Auch 1954 holen die Grenzbeamten die westdeutschen Jugendlichen aus den Zügen und durchsuchen sie. Noch einmal Neues Deutschland: »Es besteht kein Zweifel, dass die Freie Deutsche Jugend vor allem deshalb mundtot gemacht werden soll, weil sie seit ihrer Gründung konsequent und unbeirrbar für die Sache des Friedens, des Rechts der Jugend auf politische Mitbestimmung, auf Arbeit, auf Freude und Frohsinn kämpft.« Doch auch der »Terrorprozess« – gemeint ist das Verbotsverfahren – werde die FDJ nicht beseitigen, sie werde nur immer stärker.

Das Deutschlandtreffen der DDR zu Pfingsten wird übrigens kein Dauerbrenner. Insgesamt findet es in der Geschichte der DDR nur dreimal statt.
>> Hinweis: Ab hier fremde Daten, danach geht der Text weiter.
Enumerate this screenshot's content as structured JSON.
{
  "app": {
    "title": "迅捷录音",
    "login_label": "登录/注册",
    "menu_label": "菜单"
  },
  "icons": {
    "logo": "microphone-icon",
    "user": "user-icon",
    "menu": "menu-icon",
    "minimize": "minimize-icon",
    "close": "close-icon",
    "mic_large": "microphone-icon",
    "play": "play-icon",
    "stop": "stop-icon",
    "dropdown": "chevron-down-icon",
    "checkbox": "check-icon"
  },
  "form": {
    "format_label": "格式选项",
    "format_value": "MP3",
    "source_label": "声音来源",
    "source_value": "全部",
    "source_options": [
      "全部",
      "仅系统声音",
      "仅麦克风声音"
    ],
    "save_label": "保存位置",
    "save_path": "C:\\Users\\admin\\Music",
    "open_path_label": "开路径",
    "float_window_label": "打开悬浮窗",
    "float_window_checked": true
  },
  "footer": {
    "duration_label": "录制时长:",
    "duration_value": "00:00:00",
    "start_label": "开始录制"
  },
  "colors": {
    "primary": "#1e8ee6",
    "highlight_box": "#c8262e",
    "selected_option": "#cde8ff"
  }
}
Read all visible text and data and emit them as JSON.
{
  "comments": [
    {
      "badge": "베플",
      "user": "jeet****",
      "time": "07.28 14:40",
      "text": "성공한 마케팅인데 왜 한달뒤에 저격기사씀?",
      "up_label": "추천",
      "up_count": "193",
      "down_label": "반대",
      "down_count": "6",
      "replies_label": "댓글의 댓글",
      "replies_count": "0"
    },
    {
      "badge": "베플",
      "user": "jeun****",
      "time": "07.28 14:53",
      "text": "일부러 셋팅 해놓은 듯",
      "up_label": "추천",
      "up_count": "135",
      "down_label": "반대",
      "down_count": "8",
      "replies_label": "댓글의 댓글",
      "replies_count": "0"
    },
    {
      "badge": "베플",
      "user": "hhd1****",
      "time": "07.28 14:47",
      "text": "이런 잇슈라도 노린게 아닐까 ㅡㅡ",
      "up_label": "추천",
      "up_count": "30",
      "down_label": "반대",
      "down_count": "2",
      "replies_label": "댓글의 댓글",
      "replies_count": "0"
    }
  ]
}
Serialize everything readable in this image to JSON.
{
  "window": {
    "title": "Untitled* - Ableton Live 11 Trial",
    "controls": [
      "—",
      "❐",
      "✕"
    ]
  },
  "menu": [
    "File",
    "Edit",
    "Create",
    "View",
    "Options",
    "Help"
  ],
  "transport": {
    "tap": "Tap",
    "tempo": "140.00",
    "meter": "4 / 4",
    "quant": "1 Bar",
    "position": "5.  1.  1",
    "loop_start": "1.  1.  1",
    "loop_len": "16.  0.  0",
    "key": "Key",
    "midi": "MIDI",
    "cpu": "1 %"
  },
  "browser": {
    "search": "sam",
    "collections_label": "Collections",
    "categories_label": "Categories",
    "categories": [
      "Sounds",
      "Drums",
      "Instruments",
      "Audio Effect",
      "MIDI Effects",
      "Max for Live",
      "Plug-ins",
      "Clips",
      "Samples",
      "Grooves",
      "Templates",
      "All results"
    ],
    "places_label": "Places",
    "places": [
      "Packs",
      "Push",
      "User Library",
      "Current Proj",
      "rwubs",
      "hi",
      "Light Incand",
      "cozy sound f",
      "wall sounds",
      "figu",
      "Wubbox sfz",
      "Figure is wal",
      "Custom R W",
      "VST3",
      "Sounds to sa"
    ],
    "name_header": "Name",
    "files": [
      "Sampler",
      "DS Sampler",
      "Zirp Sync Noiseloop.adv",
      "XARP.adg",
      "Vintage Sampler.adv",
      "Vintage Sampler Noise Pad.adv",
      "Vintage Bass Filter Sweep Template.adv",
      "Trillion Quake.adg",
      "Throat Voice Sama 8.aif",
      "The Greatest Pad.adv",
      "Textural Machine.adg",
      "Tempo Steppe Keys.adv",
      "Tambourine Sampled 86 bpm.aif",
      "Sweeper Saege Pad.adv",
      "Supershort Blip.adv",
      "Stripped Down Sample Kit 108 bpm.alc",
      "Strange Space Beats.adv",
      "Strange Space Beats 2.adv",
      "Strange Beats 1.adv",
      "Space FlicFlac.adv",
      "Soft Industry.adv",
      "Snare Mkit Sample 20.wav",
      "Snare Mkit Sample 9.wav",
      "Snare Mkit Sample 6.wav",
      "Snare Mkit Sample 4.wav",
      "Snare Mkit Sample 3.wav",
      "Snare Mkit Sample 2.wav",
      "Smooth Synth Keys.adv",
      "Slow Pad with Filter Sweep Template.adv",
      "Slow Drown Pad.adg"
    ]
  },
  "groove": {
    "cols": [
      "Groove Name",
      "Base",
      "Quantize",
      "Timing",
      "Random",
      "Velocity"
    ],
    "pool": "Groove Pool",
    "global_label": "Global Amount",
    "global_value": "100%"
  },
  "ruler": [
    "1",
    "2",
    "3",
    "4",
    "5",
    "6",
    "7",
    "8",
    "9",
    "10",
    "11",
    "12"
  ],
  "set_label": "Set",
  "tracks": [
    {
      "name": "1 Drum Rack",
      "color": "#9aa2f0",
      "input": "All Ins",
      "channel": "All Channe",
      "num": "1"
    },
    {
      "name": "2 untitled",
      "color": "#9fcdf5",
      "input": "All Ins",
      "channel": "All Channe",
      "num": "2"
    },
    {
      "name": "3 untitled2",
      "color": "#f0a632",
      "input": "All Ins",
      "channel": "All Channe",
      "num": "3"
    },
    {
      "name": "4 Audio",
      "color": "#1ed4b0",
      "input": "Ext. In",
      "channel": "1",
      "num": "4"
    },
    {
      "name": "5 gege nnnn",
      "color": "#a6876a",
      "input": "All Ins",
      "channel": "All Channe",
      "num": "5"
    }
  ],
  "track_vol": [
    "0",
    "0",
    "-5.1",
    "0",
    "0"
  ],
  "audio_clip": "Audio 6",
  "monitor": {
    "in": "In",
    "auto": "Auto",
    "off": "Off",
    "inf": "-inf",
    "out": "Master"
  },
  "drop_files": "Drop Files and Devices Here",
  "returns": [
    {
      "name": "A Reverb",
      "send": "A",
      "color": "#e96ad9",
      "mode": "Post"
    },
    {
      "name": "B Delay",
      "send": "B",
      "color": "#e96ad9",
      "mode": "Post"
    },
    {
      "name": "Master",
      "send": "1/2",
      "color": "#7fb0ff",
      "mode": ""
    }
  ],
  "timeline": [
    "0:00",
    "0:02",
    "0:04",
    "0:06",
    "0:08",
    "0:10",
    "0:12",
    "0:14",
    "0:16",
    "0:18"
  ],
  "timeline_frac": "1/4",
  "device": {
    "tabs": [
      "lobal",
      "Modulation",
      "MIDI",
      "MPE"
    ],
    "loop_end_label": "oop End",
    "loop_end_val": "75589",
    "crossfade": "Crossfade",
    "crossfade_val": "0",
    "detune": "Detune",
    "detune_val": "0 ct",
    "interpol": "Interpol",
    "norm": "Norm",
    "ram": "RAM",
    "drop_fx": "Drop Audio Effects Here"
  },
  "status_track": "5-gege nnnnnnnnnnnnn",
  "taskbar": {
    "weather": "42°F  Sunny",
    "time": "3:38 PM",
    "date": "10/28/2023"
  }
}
Unterdessen treffen sich ebenfalls an Pfingsten 300 Mitglieder deutscher Indianer- und Cowboy-Clubs im Dreisamtal bei Freiburg. Sie begrüßen sich mit einem »HauKola« und rauchen die Friedenspfeife. Drei Tage leben sie dort wie die großen Vorbilder aus North Dakota und Colorado. Sie wohnen in Zelten, bemalen sich und genießen ein Leben ohne Alltagsängste. Doch auch hier holt sie die Realität ein: Diebe schleichen sich in der letzten Nacht ins Dorf und stehlen aus einem Wigwam einen Koffer mit wertvoller Indianerkleidung. Obwohl das Indianerdorf von Sheriffs Tag und Nacht bewacht wird, können die Bleichgesichter fliehen. Auch die richtige Polizei kann nicht helfen.

* * *

An Pfingstmontag startet das Europäische Fernsehprogramm, an dem sich acht Staaten beteiligen. Die westeuropäischen Länder stellen sich gegenseitig Fernsehsendungen zur Verfügung. Die Eurovision ist geboren. Generationen wird es sich ins Hirn brennen, wenn bei einer Eurovisionssendung am Anfang das blaue Logo mit dem Sternenkreis erscheint und dazu das Präludium des »Te Deum« von Marc-Antoine Charpentier ertönt.

Erste Sendung in der Geschichte der Eurovision: das Narzissenfest im schweizerischen Montreux. Aber kaum ein Bundesbürger kann dieses floristische Highlight sehen, es gibt noch nicht viele Fernseher in Deutschland. Immerhin ist das Bild für die, die es sehen können, »klar und einwandfrei«, wie die Süddeutsche Zeitung vermerkt.

Im Hinterkopf haben die Intendanten schon ein anderes Ereignis: Die Fußball-Weltmeisterschaft in der Schweiz soll über das europäische TV-Austauschprogramm gezeigt werden. Sport wird in der Folge 70 Prozent aller Übertragungen ausmachen. Für die Menschen ist es absolut neu, plötzlich Weltmeisterschaften und Olympische Spiele ins Wohnzimmer gesendet zu bekommen.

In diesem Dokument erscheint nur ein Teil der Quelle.